Role of Sequence Variations in AhR Gene Towards Modulating Smoking Induced Lung Cancer Susceptibility in North Indian Population: A Multiple Interaction Analysis

• Published in: Current genomics Vol. 19; no. 4; pp. 313 - 326
• Main Authors: Budhwar, Sneha, Bahl, Charu, Sharma, Siddharth, Singh, Navneet, Behera, Digambar
• Format: Journal Article
• Language: English
• Published: United Arab Emirates Bentham Science Publishers Ltd 01.05.2018; Benham Science Publishers; Bentham Science Publishers
• Subjects: AhR gene; Alleles; Aromatic hydrocarbons; Biotransformation; Cancer; Carcinogens; Cigarette smoke; Cytochrome P450; Genotype & phenotype; Genotypes; Hydrocarbons; Interaction models; Ligands; Lung cancer; Machinery and equipment; Metabolism; Mutants; Nitrosamines; Polymerase chain reaction; Regression analysis; Restriction fragment length polymorphism; Risk; Risk reduction; Smoke; Smoking; Aryl hydrocarbon receptor; Lung cancer; Predisposition; AhR variants; Polymorphism; Smoking
• ISSN: 1389-2029; 1875-5488
• DOI: 10.2174/1389202918666170915160606

Background: AhR, a ubiquitously expressed ligand-activated transcription factor, upon its encounter with the foreign ligands activates the transcriptional machinery of genes encoding for biotransformation enzymes like CYP1A1 hence, mediating the metabolism of Poly aromatic hydrocarbons and nitrosamines which account for the maximally found carcinogen in cigarette smoke.
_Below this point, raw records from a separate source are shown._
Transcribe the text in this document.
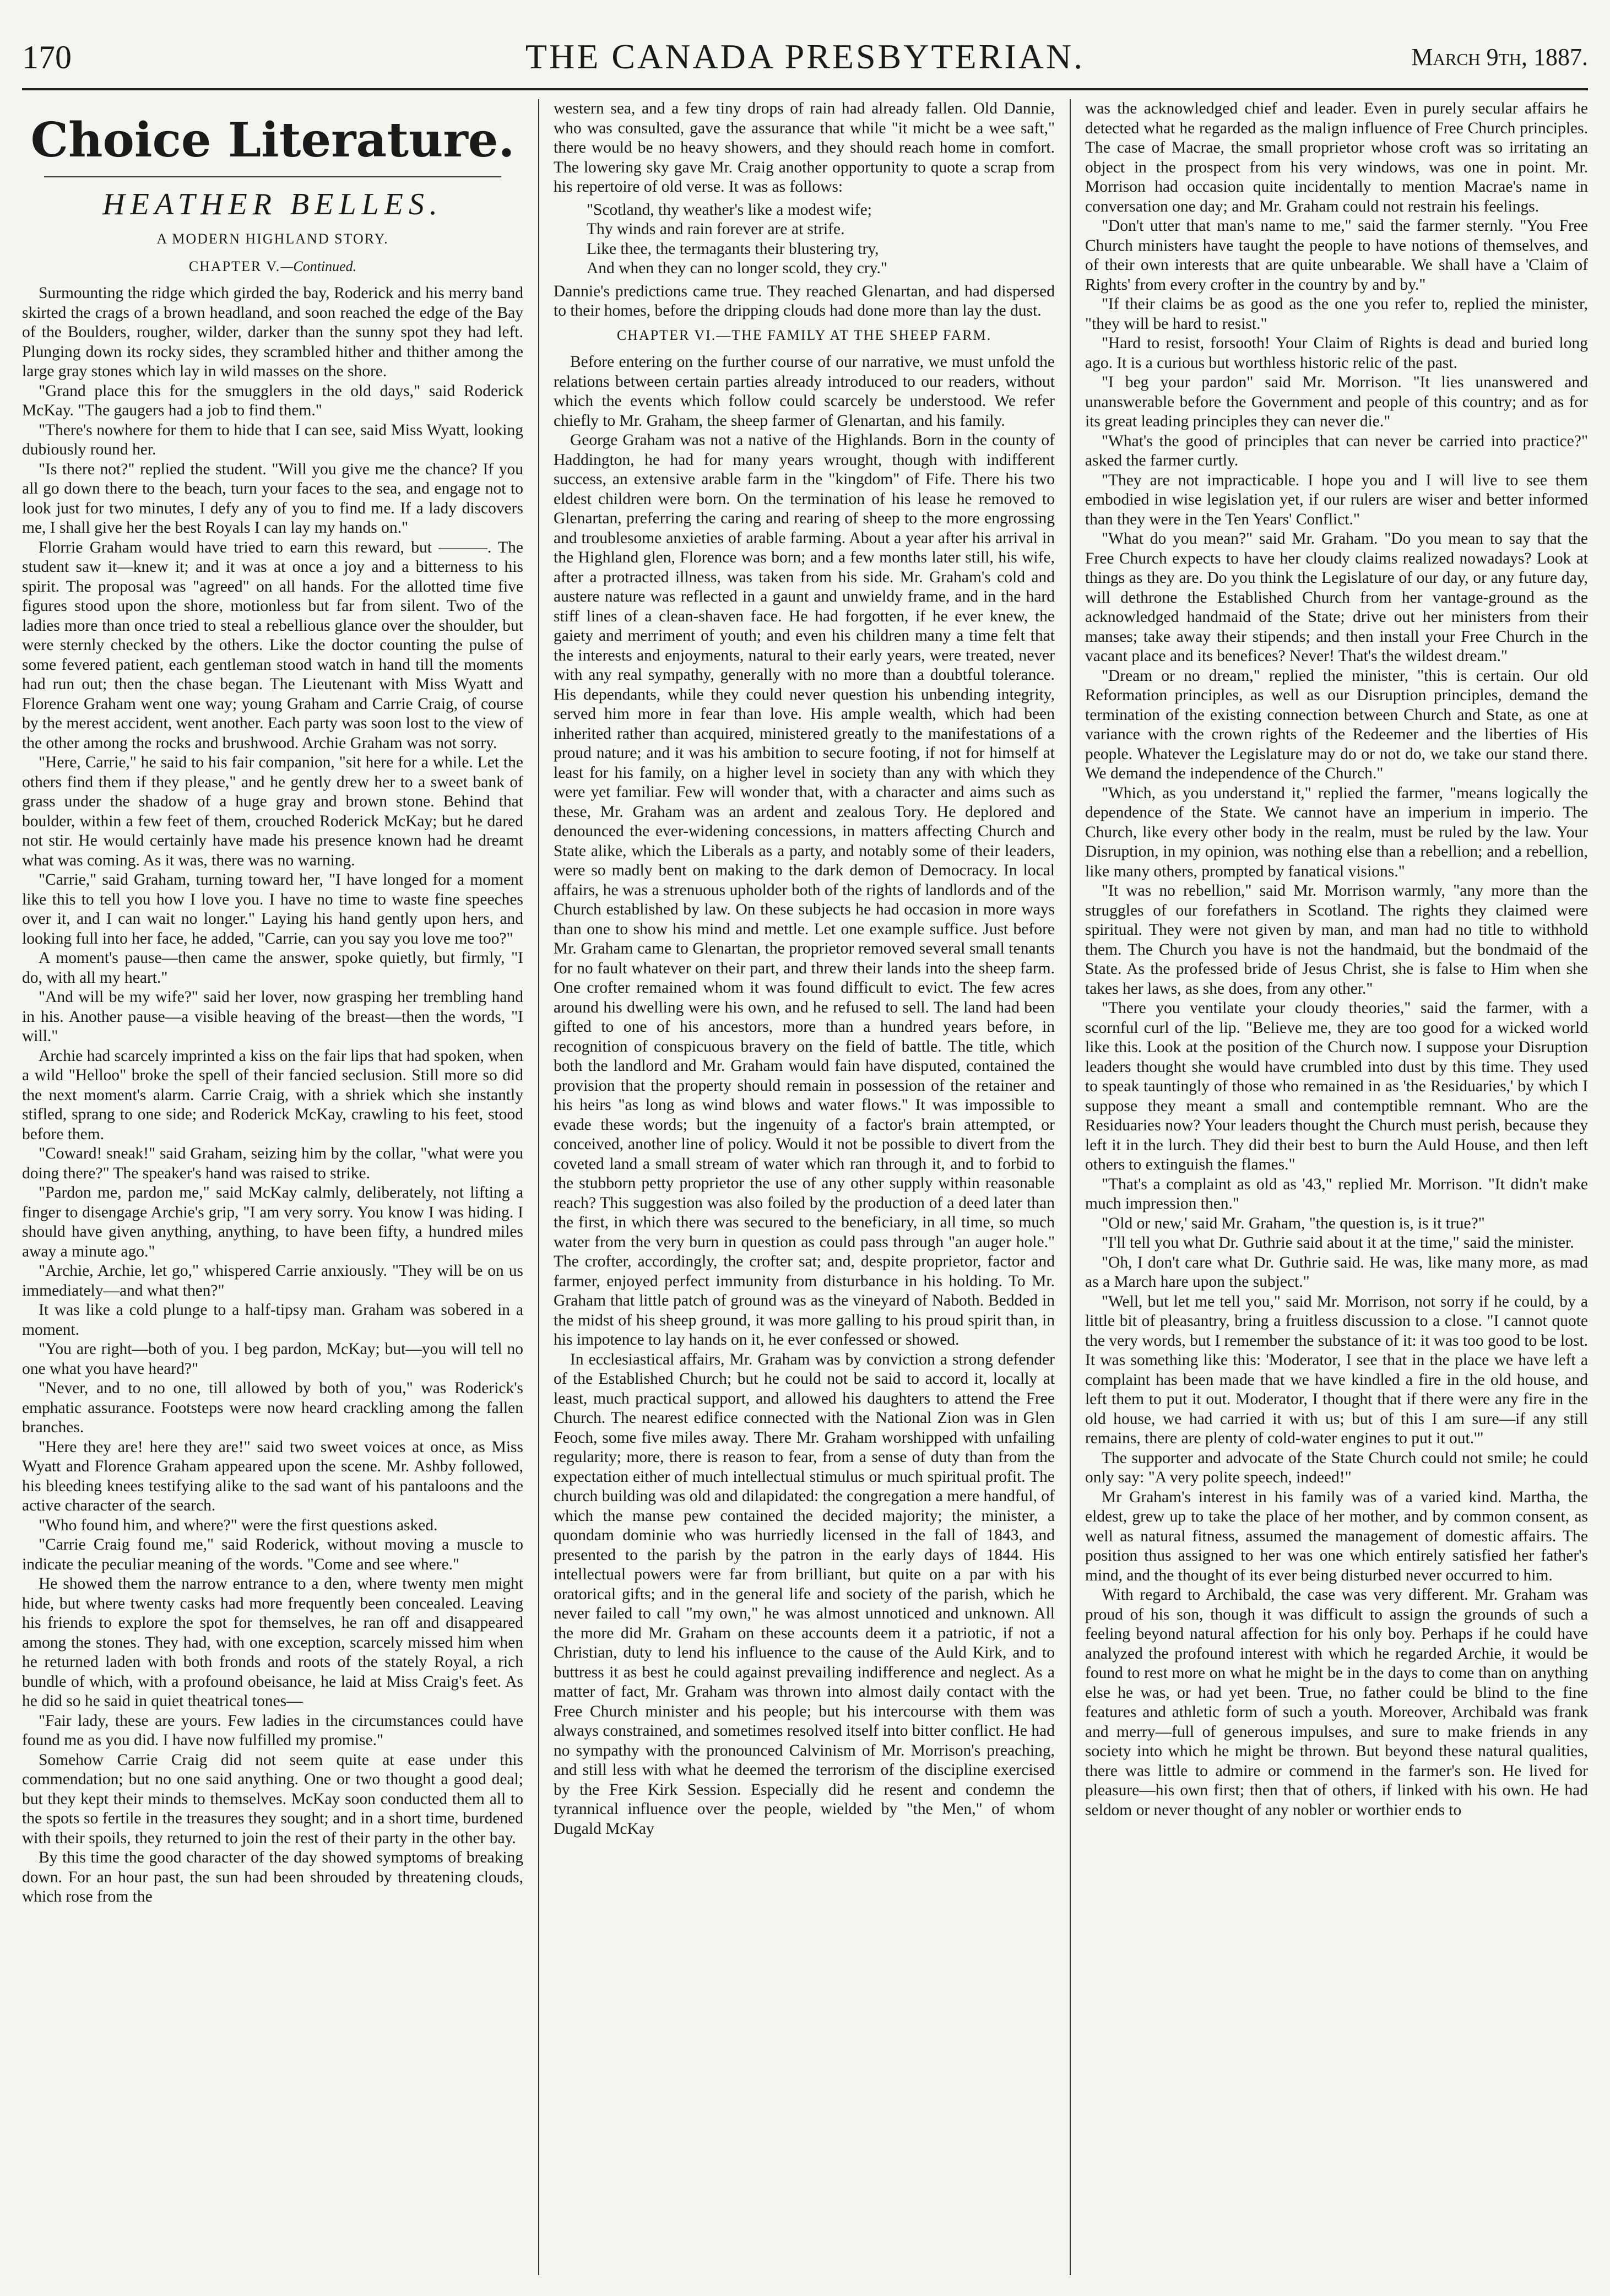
170	THE CANADA PRESBYTERIAN.	March 9th, 1887.
Choice Literature.
HEATHER BELLES.
A MODERN HIGHLAND STORY.
CHAPTER V.—Continued.

Surmounting the ridge which girded the bay, Roderick and his merry band skirted the crags of a brown headland, and soon reached the edge of the Bay of the Boulders, rougher, wilder, darker than the sunny spot they had left. Plunging down its rocky sides, they scrambled hither and thither among the large gray stones which lay in wild masses on the shore.

"Grand place this for the smugglers in the old days," said Roderick McKay. "The gaugers had a job to find them."

"There's nowhere for them to hide that I can see, said Miss Wyatt, looking dubiously round her.

"Is there not?" replied the student. "Will you give me the chance? If you all go down there to the beach, turn your faces to the sea, and engage not to look just for two minutes, I defy any of you to find me. If a lady discovers me, I shall give her the best Royals I can lay my hands on."

Florrie Graham would have tried to earn this reward, but ———. The student saw it—knew it; and it was at once a joy and a bitterness to his spirit. The proposal was "agreed" on all hands. For the allotted time five figures stood upon the shore, motionless but far from silent. Two of the ladies more than once tried to steal a rebellious glance over the shoulder, but were sternly checked by the others. Like the doctor counting the pulse of some fevered patient, each gentleman stood watch in hand till the moments had run out; then the chase began. The Lieutenant with Miss Wyatt and Florence Graham went one way; young Graham and Carrie Craig, of course by the merest accident, went another. Each party was soon lost to the view of the other among the rocks and brushwood. Archie Graham was not sorry.

"Here, Carrie," he said to his fair companion, "sit here for a while. Let the others find them if they please," and he gently drew her to a sweet bank of grass under the shadow of a huge gray and brown stone. Behind that boulder, within a few feet of them, crouched Roderick McKay; but he dared not stir. He would certainly have made his presence known had he dreamt what was coming. As it was, there was no warning.

"Carrie," said Graham, turning toward her, "I have longed for a moment like this to tell you how I love you. I have no time to waste fine speeches over it, and I can wait no longer." Laying his hand gently upon hers, and looking full into her face, he added, "Carrie, can you say you love me too?"

A moment's pause—then came the answer, spoke quietly, but firmly, "I do, with all my heart."

"And will be my wife?" said her lover, now grasping her trembling hand in his. Another pause—a visible heaving of the breast—then the words, "I will."

Archie had scarcely imprinted a kiss on the fair lips that had spoken, when a wild "Helloo" broke the spell of their fancied seclusion. Still more so did the next moment's alarm. Carrie Craig, with a shriek which she instantly stifled, sprang to one side; and Roderick McKay, crawling to his feet, stood before them.

"Coward! sneak!" said Graham, seizing him by the collar, "what were you doing there?" The speaker's hand was raised to strike.

"Pardon me, pardon me," said McKay calmly, deliberately, not lifting a finger to disengage Archie's grip, "I am very sorry. You know I was hiding. I should have given anything, anything, to have been fifty, a hundred miles away a minute ago."

"Archie, Archie, let go," whispered Carrie anxiously. "They will be on us immediately—and what then?"

It was like a cold plunge to a half-tipsy man. Graham was sobered in a moment.

"You are right—both of you. I beg pardon, McKay; but—you will tell no one what you have heard?"

"Never, and to no one, till allowed by both of you," was Roderick's emphatic assurance. Footsteps were now heard crackling among the fallen branches.

"Here they are! here they are!" said two sweet voices at once, as Miss Wyatt and Florence Graham appeared upon the scene. Mr. Ashby followed, his bleeding knees testifying alike to the sad want of his pantaloons and the active character of the search.

"Who found him, and where?" were the first questions asked.

"Carrie Craig found me," said Roderick, without moving a muscle to indicate the peculiar meaning of the words. "Come and see where."

He showed them the narrow entrance to a den, where twenty men might hide, but where twenty casks had more frequently been concealed. Leaving his friends to explore the spot for themselves, he ran off and disappeared among the stones. They had, with one exception, scarcely missed him when he returned laden with both fronds and roots of the stately Royal, a rich bundle of which, with a profound obeisance, he laid at Miss Craig's feet. As he did so he said in quiet theatrical tones—

"Fair lady, these are yours. Few ladies in the circumstances could have found me as you did. I have now fulfilled my promise."

Somehow Carrie Craig did not seem quite at ease under this commendation; but no one said anything. One or two thought a good deal; but they kept their minds to themselves. McKay soon conducted them all to the spots so fertile in the treasures they sought; and in a short time, burdened with their spoils, they returned to join the rest of their party in the other bay.

By this time the good character of the day showed symptoms of breaking down. For an hour past, the sun had been shrouded by threatening clouds, which rose from the

western sea, and a few tiny drops of rain had already fallen. Old Dannie, who was consulted, gave the assurance that while "it micht be a wee saft," there would be no heavy showers, and they should reach home in comfort. The lowering sky gave Mr. Craig another opportunity to quote a scrap from his repertoire of old verse. It was as follows:

"Scotland, thy weather's like a modest wife;
Thy winds and rain forever are at strife.
Like thee, the termagants their blustering try,
And when they can no longer scold, they cry."

Dannie's predictions came true. They reached Glenartan, and had dispersed to their homes, before the dripping clouds had done more than lay the dust.

CHAPTER VI.—THE FAMILY AT THE SHEEP FARM.

Before entering on the further course of our narrative, we must unfold the relations between certain parties already introduced to our readers, without which the events which follow could scarcely be understood. We refer chiefly to Mr. Graham, the sheep farmer of Glenartan, and his family.

George Graham was not a native of the Highlands. Born in the county of Haddington, he had for many years wrought, though with indifferent success, an extensive arable farm in the "kingdom" of Fife. There his two eldest children were born. On the termination of his lease he removed to Glenartan, preferring the caring and rearing of sheep to the more engrossing and troublesome anxieties of arable farming. About a year after his arrival in the Highland glen, Florence was born; and a few months later still, his wife, after a protracted illness, was taken from his side. Mr. Graham's cold and austere nature was reflected in a gaunt and unwieldy frame, and in the hard stiff lines of a clean-shaven face. He had forgotten, if he ever knew, the gaiety and merriment of youth; and even his children many a time felt that the interests and enjoyments, natural to their early years, were treated, never with any real sympathy, generally with no more than a doubtful tolerance. His dependants, while they could never question his unbending integrity, served him more in fear than love. His ample wealth, which had been inherited rather than acquired, ministered greatly to the manifestations of a proud nature; and it was his ambition to secure footing, if not for himself at least for his family, on a higher level in society than any with which they were yet familiar. Few will wonder that, with a character and aims such as these, Mr. Graham was an ardent and zealous Tory. He deplored and denounced the ever-widening concessions, in matters affecting Church and State alike, which the Liberals as a party, and notably some of their leaders, were so madly bent on making to the dark demon of Democracy. In local affairs, he was a strenuous upholder both of the rights of landlords and of the Church established by law. On these subjects he had occasion in more ways than one to show his mind and mettle. Let one example suffice. Just before Mr. Graham came to Glenartan, the proprietor removed several small tenants for no fault whatever on their part, and threw their lands into the sheep farm. One crofter remained whom it was found difficult to evict. The few acres around his dwelling were his own, and he refused to sell. The land had been gifted to one of his ancestors, more than a hundred years before, in recognition of conspicuous bravery on the field of battle. The title, which both the landlord and Mr. Graham would fain have disputed, contained the provision that the property should remain in possession of the retainer and his heirs "as long as wind blows and water flows." It was impossible to evade these words; but the ingenuity of a factor's brain attempted, or conceived, another line of policy. Would it not be possible to divert from the coveted land a small stream of water which ran through it, and to forbid to the stubborn petty proprietor the use of any other supply within reasonable reach? This suggestion was also foiled by the production of a deed later than the first, in which there was secured to the beneficiary, in all time, so much water from the very burn in question as could pass through "an auger hole." The crofter, accordingly, the crofter sat; and, despite proprietor, factor and farmer, enjoyed perfect immunity from disturbance in his holding. To Mr. Graham that little patch of ground was as the vineyard of Naboth. Bedded in the midst of his sheep ground, it was more galling to his proud spirit than, in his impotence to lay hands on it, he ever confessed or showed.

In ecclesiastical affairs, Mr. Graham was by conviction a strong defender of the Established Church; but he could not be said to accord it, locally at least, much practical support, and allowed his daughters to attend the Free Church. The nearest edifice connected with the National Zion was in Glen Feoch, some five miles away. There Mr. Graham worshipped with unfailing regularity; more, there is reason to fear, from a sense of duty than from the expectation either of much intellectual stimulus or much spiritual profit. The church building was old and dilapidated: the congregation a mere handful, of which the manse pew contained the decided majority; the minister, a quondam dominie who was hurriedly licensed in the fall of 1843, and presented to the parish by the patron in the early days of 1844. His intellectual powers were far from brilliant, but quite on a par with his oratorical gifts; and in the general life and society of the parish, which he never failed to call "my own," he was almost unnoticed and unknown. All the more did Mr. Graham on these accounts deem it a patriotic, if not a Christian, duty to lend his influence to the cause of the Auld Kirk, and to buttress it as best he could against prevailing indifference and neglect. As a matter of fact, Mr. Graham was thrown into almost daily contact with the Free Church minister and his people; but his intercourse with them was always constrained, and sometimes resolved itself into bitter conflict. He had no sympathy with the pronounced Calvinism of Mr. Morrison's preaching, and still less with what he deemed the terrorism of the discipline exercised by the Free Kirk Session. Especially did he resent and condemn the tyrannical influence over the people, wielded by "the Men," of whom Dugald McKay

was the acknowledged chief and leader. Even in purely secular affairs he detected what he regarded as the malign influence of Free Church principles. The case of Macrae, the small proprietor whose croft was so irritating an object in the prospect from his very windows, was one in point. Mr. Morrison had occasion quite incidentally to mention Macrae's name in conversation one day; and Mr. Graham could not restrain his feelings.

"Don't utter that man's name to me," said the farmer sternly. "You Free Church ministers have taught the people to have notions of themselves, and of their own interests that are quite unbearable. We shall have a 'Claim of Rights' from every crofter in the country by and by."

"If their claims be as good as the one you refer to, replied the minister, "they will be hard to resist."

"Hard to resist, forsooth! Your Claim of Rights is dead and buried long ago. It is a curious but worthless historic relic of the past.

"I beg your pardon" said Mr. Morrison. "It lies unanswered and unanswerable before the Government and people of this country; and as for its great leading principles they can never die."

"What's the good of principles that can never be carried into practice?" asked the farmer curtly.

"They are not impracticable. I hope you and I will live to see them embodied in wise legislation yet, if our rulers are wiser and better informed than they were in the Ten Years' Conflict."

"What do you mean?" said Mr. Graham. "Do you mean to say that the Free Church expects to have her cloudy claims realized nowadays? Look at things as they are. Do you think the Legislature of our day, or any future day, will dethrone the Established Church from her vantage-ground as the acknowledged handmaid of the State; drive out her ministers from their manses; take away their stipends; and then install your Free Church in the vacant place and its benefices? Never! That's the wildest dream."

"Dream or no dream," replied the minister, "this is certain. Our old Reformation principles, as well as our Disruption principles, demand the termination of the existing connection between Church and State, as one at variance with the crown rights of the Redeemer and the liberties of His people. Whatever the Legislature may do or not do, we take our stand there. We demand the independence of the Church."

"Which, as you understand it," replied the farmer, "means logically the dependence of the State. We cannot have an imperium in imperio. The Church, like every other body in the realm, must be ruled by the law. Your Disruption, in my opinion, was nothing else than a rebellion; and a rebellion, like many others, prompted by fanatical visions."

"It was no rebellion," said Mr. Morrison warmly, "any more than the struggles of our forefathers in Scotland. The rights they claimed were spiritual. They were not given by man, and man had no title to withhold them. The Church you have is not the handmaid, but the bondmaid of the State. As the professed bride of Jesus Christ, she is false to Him when she takes her laws, as she does, from any other."

"There you ventilate your cloudy theories," said the farmer, with a scornful curl of the lip. "Believe me, they are too good for a wicked world like this. Look at the position of the Church now. I suppose your Disruption leaders thought she would have crumbled into dust by this time. They used to speak tauntingly of those who remained in as 'the Residuaries,' by which I suppose they meant a small and contemptible remnant. Who are the Residuaries now? Your leaders thought the Church must perish, because they left it in the lurch. They did their best to burn the Auld House, and then left others to extinguish the flames."

"That's a complaint as old as '43," replied Mr. Morrison. "It didn't make much impression then."

"Old or new,' said Mr. Graham, "the question is, is it true?"

"I'll tell you what Dr. Guthrie said about it at the time," said the minister.

"Oh, I don't care what Dr. Guthrie said. He was, like many more, as mad as a March hare upon the subject."

"Well, but let me tell you," said Mr. Morrison, not sorry if he could, by a little bit of pleasantry, bring a fruitless discussion to a close. "I cannot quote the very words, but I remember the substance of it: it was too good to be lost. It was something like this: 'Moderator, I see that in the place we have left a complaint has been made that we have kindled a fire in the old house, and left them to put it out. Moderator, I thought that if there were any fire in the old house, we had carried it with us; but of this I am sure—if any still remains, there are plenty of cold-water engines to put it out.'"

The supporter and advocate of the State Church could not smile; he could only say: "A very polite speech, indeed!"

Mr Graham's interest in his family was of a varied kind. Martha, the eldest, grew up to take the place of her mother, and by common consent, as well as natural fitness, assumed the management of domestic affairs. The position thus assigned to her was one which entirely satisfied her father's mind, and the thought of its ever being disturbed never occurred to him.

With regard to Archibald, the case was very different. Mr. Graham was proud of his son, though it was difficult to assign the grounds of such a feeling beyond natural affection for his only boy. Perhaps if he could have analyzed the profound interest with which he regarded Archie, it would be found to rest more on what he might be in the days to come than on anything else he was, or had yet been. True, no father could be blind to the fine features and athletic form of such a youth. Moreover, Archibald was frank and merry—full of generous impulses, and sure to make friends in any society into which he might be thrown. But beyond these natural qualities, there was little to admire or commend in the farmer's son. He lived for pleasure—his own first; then that of others, if linked with his own. He had seldom or never thought of any nobler or worthier ends to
Polymorphic variants of AhR play a significant role and are held responsible for disposing the individuals with greater chances of acquiring lung cancer. Objective: To study the role of AhR variants (rs2282885, rs10250822, rs7811989, rs2066853) in affecting lung cancer susceptibility. Methods: 297 cases and 320 controls have been genotyped using PCR-RFLP technique. In order to find out the association, unconditional logistic regression approach was used. To analyze high order interactions Multifactor Dimensionality Reduction and Classification and regression tree was used. Results: Subjects carrying the variant genotype for AhR rs7811989 showed a two-fold risk (p=0.007) and a marginal risk was also seen in case of individuals carrying either single or double copy of susceptible allele for rs102550822 (p=0.02). Whereas the variant allele for rs2066853 showcased a strong protective effect (p=0.003). SQCC individuals with mutant genotype of rs2066853 also exhibited a protective effect towards lung cancer (OR=0.30, p=0.0013). The association of rs7811989 mutant genotype and rs10250822 mutant genotype was evident especially in smokers as compared to nonsmokers. AhR rs2066853 showed a decreased risk in smokers with mutant genotype (p=0.002). MDR approach gave the best interaction model of AhR rs2066853 and smoking (CVC=10/10, prediction error= 0.42). Conclusion: AhR polymorphic variations can significantly contribute towards lung cancer predisposition.